Изменить стиль страницы

— Разумеется, я сейчас пришью. И снимать не надо эти… панталоны. Я на вас и пришью, — конфузливо сказала Ольга Ивановна.

— Чувствительно благодарю вам, Оленька.

— Тятенька, надо говорить «благодарю вас». Это немцы говорят «благодарю вам», «danke Ihnen», — сказала Лиля.

— Дурочка, что ты понимаешь! Надо говорить «благодарю вам». Всё равно, как «благотворю вам». «Благодарю» значит «дарю благо».

— Уж я не знаю, что это значит, только никто так не говорит.
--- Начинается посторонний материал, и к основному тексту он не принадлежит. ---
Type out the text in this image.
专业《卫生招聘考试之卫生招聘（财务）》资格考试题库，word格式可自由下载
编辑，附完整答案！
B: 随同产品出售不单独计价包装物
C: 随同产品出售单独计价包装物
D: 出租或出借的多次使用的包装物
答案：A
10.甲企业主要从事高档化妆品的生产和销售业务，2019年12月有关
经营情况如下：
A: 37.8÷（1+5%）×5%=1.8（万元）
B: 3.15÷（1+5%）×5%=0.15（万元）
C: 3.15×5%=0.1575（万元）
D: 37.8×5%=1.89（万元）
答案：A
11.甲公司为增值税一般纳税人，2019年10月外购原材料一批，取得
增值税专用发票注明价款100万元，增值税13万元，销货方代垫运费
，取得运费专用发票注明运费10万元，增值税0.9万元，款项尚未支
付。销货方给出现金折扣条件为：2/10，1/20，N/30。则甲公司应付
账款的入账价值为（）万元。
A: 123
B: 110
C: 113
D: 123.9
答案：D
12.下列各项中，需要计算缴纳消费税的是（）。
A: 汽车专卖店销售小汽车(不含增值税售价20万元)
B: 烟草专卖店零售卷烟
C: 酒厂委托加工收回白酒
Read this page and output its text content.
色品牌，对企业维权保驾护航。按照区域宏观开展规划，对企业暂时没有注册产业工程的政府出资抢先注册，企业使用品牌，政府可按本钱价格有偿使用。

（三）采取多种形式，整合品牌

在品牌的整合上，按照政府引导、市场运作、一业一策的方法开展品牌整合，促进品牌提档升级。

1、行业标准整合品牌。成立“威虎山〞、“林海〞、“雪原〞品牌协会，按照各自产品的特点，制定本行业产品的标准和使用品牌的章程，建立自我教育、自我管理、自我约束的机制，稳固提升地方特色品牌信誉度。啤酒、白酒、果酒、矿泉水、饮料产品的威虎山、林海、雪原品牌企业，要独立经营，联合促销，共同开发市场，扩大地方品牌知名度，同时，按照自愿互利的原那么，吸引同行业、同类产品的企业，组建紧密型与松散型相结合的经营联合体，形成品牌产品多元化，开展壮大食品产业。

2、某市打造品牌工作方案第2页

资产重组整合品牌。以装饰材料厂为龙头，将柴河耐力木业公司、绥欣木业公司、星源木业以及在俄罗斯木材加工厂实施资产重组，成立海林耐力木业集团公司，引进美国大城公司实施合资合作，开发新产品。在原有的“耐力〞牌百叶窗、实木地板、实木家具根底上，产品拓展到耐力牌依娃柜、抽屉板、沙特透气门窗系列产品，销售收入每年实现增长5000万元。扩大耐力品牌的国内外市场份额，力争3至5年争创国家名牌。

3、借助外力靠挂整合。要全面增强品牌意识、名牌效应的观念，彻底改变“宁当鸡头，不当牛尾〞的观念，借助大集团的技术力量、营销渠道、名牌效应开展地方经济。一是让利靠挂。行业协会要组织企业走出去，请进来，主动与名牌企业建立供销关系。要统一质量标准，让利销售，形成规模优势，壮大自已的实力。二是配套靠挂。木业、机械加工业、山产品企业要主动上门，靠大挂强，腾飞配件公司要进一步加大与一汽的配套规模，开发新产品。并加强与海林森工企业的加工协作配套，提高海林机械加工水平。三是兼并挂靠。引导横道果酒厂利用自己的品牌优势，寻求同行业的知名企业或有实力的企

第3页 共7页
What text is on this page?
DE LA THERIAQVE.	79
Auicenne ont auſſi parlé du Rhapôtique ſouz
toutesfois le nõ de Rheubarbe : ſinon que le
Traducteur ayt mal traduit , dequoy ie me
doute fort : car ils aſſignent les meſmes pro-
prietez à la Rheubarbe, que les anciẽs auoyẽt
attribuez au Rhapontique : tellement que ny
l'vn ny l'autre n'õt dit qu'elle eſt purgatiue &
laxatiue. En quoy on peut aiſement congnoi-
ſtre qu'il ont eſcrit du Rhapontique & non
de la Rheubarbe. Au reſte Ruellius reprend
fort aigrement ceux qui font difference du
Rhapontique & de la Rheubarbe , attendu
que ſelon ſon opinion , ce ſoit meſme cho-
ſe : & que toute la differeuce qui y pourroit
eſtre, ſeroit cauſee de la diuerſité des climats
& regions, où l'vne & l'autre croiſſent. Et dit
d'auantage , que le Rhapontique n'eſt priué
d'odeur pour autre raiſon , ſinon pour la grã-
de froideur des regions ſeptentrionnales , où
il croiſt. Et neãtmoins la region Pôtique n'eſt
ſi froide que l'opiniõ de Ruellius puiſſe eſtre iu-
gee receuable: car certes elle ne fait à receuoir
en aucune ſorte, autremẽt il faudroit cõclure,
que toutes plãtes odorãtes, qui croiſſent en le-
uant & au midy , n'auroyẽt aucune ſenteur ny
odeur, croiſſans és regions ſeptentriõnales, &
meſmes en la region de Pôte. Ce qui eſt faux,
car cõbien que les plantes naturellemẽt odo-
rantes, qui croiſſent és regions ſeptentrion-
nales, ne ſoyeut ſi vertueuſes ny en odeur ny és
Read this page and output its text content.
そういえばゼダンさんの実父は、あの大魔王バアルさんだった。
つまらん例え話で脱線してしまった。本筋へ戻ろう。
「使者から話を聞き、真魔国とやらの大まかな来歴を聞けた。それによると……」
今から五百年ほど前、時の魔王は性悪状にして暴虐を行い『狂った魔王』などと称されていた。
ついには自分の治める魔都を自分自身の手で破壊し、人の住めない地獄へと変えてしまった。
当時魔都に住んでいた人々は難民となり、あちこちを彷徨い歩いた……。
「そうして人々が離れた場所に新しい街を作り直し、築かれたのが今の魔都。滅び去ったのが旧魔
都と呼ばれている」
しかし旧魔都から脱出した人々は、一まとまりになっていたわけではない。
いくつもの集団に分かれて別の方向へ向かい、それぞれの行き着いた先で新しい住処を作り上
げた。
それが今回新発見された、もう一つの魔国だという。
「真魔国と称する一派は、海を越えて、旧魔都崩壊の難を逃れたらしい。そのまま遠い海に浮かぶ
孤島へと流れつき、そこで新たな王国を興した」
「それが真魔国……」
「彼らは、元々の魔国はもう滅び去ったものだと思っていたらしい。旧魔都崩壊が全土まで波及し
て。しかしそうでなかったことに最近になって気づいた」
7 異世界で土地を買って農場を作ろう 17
И вы так не говорите. Видно, нынче хотите нас удивить.

— Что ты смыслишь, глупенькая! Сам митрополит Филарет пишет «благодарю вашему преосвященству». А никто так правильно не выражался, как он. Почище твоего Пушкина!

— Вечно спорите о пустяках, — сказала Ольга Ивановна, доставшая иголку и нитки. Она принялась за работу. — Давно вам пора, Тятенька, заказать новый фрак. Теперь больше носят оливковые, я и моему заказала.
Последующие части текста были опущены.